I often think of all the people he's seen drive by his front porch. Their seemingly busy lives. The events they've attended after passing his porch, the sadness, the happiness, the triumphs, and the losses his waves might've welcomed or bid farewell to. During the winter, I find myself missing this man on his porch and all the waves he's given as I've passed. My children even know to wave now, and they get a bit sad when he's not outside. I've decided, I want to be that man. The one on the porch. I want to be so content with life that all I want to do with my day is enjoy some nice, quiet, relaxing time sitting on my porch while watching and waving as people pass.
We all have things we dislike about our lives or ourselves. We wish we could make more money, lose more weight, have a cleaner house, better behaved children. I'm sure there's at least one thing someone would like to improve upon (if you don't have one thing, then skip along, this blog isn't for you). Now, I'm not saying it's not healthy to want to improve yourself or your life. I'd personally love to lose a couple pounds, have a bigger/cleaner house, and obviously make more money. What I'm saying is that, maybe we need to be content enough with what we have right in front of us that spending a day on our porch doesn't throw the rest of our day/week/month out of whack. We need to spend more time living IN the moment instead of living FOR a moment that we will probably be too worried about the next moment to enjoy.
I can't even begin to think of how many times I wished my week away for the weekend just to spend the weekend worrying about work on Monday. Or the number of times I've gone out to an event that I've spent months looking forward to only to spend that time worrying about something else and missing the joy and happiness I could've been experiencing.
When my son was born, my husband was in the Police Academy and gone from Sunday at 5pm to Friday at 8pm. I spent my weeks wishing for the weekend so much so that I vaguely remember what my son was like from 2 months to 6 months. Instead of enjoying the evenings I got with just me and my children, I spent most of them crying, and wishing it was over.

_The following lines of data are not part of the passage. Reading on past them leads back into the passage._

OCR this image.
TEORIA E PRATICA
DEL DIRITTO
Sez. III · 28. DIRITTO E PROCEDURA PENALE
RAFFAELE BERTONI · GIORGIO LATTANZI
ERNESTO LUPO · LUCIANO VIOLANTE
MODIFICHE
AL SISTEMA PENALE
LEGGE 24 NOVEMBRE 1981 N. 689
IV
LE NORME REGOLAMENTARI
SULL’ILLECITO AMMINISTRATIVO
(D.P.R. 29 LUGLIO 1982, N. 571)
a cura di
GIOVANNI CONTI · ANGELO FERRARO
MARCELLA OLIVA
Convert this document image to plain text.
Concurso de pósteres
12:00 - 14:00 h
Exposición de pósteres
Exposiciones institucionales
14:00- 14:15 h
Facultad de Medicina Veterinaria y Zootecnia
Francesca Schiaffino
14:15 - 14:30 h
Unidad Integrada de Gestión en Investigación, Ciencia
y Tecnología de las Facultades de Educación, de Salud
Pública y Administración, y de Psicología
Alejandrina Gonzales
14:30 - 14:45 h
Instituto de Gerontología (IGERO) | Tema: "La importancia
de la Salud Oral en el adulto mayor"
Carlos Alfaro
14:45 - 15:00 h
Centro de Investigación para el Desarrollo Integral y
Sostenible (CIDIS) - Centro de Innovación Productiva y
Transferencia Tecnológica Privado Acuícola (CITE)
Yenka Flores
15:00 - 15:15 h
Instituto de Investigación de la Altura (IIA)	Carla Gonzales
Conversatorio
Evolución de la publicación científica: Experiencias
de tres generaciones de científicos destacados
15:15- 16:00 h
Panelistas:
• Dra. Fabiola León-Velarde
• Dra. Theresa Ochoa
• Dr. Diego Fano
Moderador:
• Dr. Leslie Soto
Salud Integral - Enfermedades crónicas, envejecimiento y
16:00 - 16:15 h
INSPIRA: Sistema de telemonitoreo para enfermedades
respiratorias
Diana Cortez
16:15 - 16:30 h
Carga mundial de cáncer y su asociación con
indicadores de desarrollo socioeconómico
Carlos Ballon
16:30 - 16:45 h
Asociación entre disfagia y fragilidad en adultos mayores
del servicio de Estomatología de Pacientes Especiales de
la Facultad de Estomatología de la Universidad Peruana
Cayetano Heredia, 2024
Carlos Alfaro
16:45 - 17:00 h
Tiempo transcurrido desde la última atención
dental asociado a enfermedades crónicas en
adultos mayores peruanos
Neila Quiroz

I can't get those 4 months back, I never will, but I can put my foot down and say no more wishing for the next. I will begin, starting right now, living in the moment, not taking things for granted, and being content with where I am right now. This moment. I will embrace what is my life and strive to make it better while enjoying every moment I get with my beautiful family. We only get one today. One this moment. One right now. Don't worry about the next one, or you'll miss the one right in front of you.